The war on health care fraud and abuse
Gauging the distance covered and the distance ahead
A conversation with Lewis Morris, JD, former chief counsel to the Inspector General of the US Department of Health and Human Services; current senior counsel to Adelman, Sheff & Smith, LLC
Lew Morris is a nationally recognized advocate for strengthening compliance and ethics programs in the nation’s health care organizations and related healthcare industries.
Q: Can you offer us the 10,000-foot view of the health care compliance landscape in the 1990s versus in the current decade?
A: Over the years, I’ve seen significant, positive changes in the health care compliance environment. 30 years ago, it was the exception, not the rule, that people worried about compliance and ethics.
But, there is still room for improvement. We need to remember that a compliance program is only of value if it’s used to strengthen an organization’s integrity. To realize this value, compliance must be incorporated into business processes, not siloed in the coding and billing departments.
Q: As health care organizations begin to venture with others in building out the continuum of care, they will no doubt face compliance challenges. What do you foresee?
A: A top challenge is how to bring other providers — physicians, in particular — into the organization’s compliance program and have them embrace its culture. A related challenge for health care providers will be ensuring the quality of care being provided in their institutions.

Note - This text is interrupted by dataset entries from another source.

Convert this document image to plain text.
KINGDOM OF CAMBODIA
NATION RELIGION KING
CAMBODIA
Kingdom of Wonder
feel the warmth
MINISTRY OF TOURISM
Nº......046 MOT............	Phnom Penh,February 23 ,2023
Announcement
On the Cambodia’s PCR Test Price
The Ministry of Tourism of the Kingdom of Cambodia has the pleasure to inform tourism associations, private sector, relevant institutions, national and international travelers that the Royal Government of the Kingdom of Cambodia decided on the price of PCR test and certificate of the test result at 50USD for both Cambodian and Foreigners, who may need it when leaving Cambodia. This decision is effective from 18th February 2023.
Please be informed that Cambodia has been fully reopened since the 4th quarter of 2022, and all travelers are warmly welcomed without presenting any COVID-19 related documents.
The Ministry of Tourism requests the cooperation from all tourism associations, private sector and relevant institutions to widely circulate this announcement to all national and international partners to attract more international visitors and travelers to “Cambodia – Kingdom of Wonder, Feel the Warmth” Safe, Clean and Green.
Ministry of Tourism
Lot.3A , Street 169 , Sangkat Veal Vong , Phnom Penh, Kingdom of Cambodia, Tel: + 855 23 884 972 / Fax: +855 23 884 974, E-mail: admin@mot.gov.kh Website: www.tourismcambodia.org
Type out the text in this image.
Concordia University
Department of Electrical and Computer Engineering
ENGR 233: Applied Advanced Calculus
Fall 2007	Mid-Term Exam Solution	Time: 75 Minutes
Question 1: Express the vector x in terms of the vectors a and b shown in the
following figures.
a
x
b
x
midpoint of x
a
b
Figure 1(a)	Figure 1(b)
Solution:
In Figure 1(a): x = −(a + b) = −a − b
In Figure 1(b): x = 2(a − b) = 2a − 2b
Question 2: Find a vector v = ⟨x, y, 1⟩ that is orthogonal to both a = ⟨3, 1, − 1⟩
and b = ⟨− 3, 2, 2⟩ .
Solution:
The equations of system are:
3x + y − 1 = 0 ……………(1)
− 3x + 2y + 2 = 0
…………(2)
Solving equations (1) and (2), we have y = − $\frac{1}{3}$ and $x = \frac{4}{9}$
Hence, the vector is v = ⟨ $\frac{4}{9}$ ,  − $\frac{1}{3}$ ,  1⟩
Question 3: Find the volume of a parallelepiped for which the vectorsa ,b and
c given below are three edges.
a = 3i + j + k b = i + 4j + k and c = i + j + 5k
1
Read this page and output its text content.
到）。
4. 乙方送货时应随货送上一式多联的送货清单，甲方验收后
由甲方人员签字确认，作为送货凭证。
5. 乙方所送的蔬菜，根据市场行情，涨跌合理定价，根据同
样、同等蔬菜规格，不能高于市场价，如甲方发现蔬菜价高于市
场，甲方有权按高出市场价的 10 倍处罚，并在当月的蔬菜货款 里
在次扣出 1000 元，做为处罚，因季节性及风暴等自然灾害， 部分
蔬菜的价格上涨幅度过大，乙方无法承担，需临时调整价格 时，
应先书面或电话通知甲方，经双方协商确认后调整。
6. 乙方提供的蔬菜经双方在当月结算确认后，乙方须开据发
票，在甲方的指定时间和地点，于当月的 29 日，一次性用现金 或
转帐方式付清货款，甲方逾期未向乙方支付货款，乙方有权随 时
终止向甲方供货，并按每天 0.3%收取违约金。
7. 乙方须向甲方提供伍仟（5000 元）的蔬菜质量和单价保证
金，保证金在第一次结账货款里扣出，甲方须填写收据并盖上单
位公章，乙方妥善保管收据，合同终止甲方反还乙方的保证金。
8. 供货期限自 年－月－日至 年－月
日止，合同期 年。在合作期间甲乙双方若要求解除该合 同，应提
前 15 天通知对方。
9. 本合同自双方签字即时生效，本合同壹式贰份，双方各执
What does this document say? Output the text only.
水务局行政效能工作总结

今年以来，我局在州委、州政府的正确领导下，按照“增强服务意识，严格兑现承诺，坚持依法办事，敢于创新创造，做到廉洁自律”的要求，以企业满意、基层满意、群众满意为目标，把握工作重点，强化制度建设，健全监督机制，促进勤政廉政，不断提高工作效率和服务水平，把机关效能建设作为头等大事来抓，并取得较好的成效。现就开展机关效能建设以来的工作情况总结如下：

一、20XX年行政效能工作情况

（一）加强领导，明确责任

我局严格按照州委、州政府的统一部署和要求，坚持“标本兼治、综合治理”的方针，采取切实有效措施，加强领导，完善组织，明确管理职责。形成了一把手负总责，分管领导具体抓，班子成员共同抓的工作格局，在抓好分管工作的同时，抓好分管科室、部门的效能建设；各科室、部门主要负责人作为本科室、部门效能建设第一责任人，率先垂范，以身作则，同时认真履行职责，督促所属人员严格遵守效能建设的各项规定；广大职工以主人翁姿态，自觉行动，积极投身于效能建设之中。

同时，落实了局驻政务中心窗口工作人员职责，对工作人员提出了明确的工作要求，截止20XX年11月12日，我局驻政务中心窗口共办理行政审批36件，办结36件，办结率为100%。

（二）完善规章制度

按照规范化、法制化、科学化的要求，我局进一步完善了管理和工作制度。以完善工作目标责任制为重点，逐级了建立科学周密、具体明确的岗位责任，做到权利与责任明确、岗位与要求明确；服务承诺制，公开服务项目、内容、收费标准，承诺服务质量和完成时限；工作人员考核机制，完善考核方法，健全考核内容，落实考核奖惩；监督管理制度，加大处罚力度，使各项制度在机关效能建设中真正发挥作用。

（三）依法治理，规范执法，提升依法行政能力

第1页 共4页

Q: In that regard, many trustees bring to the table a connection with the private sector that may be helpful in compliance. What have federal health care programs learned from the private sector in combating fraud, particularly in leveraging technology for fraud detection?
A: OIG and CMS are beginning to collaborate with their private sector counterparts in sharing investigative techniques as well as specific intelligence about ongoing fraud schemes. The federal government is leveraging that expertise to build computer systems and analytic tools that identify Medicare fraud schemes.
Q: The OIG’s review of electronic health records use is on the rise. What fraud risks do EHRs present to the health care industry?
A: EHRs present two categories of risk for health care providers. The first is external – hackers breaking into health records to alter them or steal personal health information for personal gain. The second is internal — when a time-pressed physician takes shortcuts in documenting his or her observations or services by using “cut and paste” documentation or cloning a previous record entry, patient care can be compromised.
Q: In addressing compliance risks today, are there leading practices that you would like to see every organization employ?
A: An effective compliance program focuses on values, not just rules. Employees need to start any compliance challenge they face by asking, “Is this the right thing to do?” Of course, for an employee to meaningfully ask these questions and have the courage to do the right thing, members from all levels of the organization must do the same.